8. Is innovation dominated by a few really important creations, or by the cumulative effects of lots of incremental improvements? Your answer to that probably is correlated with our answer to (4).
9. One scenario for the future is that perhaps 30 percent of the population is intelligent and adaptive enough to contribute in the work place. The rest enjoy the “narcotics” of digital entertainment, recreational drugs, and so forth, while being supported by, well, I wasn’t the one who made this point, but if I had I would have used the term Vickys.
10. How much has IT contributed to productivity growth? There were optimists as well as pessimists. You know where I stand, given my article on Diane Coyle’s book on GDP.
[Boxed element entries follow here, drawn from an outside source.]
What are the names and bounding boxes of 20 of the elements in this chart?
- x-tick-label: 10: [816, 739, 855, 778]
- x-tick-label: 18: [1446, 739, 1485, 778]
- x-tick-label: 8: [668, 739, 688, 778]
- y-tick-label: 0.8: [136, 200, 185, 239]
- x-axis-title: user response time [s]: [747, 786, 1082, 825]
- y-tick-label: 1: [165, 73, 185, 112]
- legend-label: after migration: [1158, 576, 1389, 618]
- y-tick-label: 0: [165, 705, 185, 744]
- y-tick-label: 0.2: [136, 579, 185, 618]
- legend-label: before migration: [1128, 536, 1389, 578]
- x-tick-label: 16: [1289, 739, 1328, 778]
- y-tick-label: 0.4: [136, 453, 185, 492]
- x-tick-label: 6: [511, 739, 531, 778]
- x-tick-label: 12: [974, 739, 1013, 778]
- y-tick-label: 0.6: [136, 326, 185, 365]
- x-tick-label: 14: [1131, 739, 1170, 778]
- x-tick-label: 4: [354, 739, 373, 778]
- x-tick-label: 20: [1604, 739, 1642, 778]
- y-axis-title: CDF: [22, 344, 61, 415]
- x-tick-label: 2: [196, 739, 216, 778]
11. Is there too much separation between value creation and value capture? It was suggested that finance captures too much value, and one effect of that is to draw people with STEM aptitude and skills away from science and engineering. I admit to being sympathetic to that view, although I think you want to try to fight the bias that sees finance as entirely parasitical. It really is important that capital flow to its most efficient uses, and if that means that we need smart people involved in financial markets, then so be it.
I think where finance goes wrong is in allowing people to capture value from inflated prices. So my Internet company gets sold in 1999 for more than what it was really worth (good for me, great for our main backers, not good for whoever ended up owning shares in the company that bought us). Or WhatsApp gets $19 billion today. But if the problem with Wall Street is a lack of wisdom, do you want to subtract talent from Wall Street? If so, which talent?
Another suggestion is that the “winners-take-most” nature of certain markets means that excess value gets captured. Think of Bill Gates in the heyday of Windows, or Google today. Maybe, although I would argue (and did) that, throwing consumers’s surplus into the mix, it’s not clear that the value captured by corporate winners is so excessive.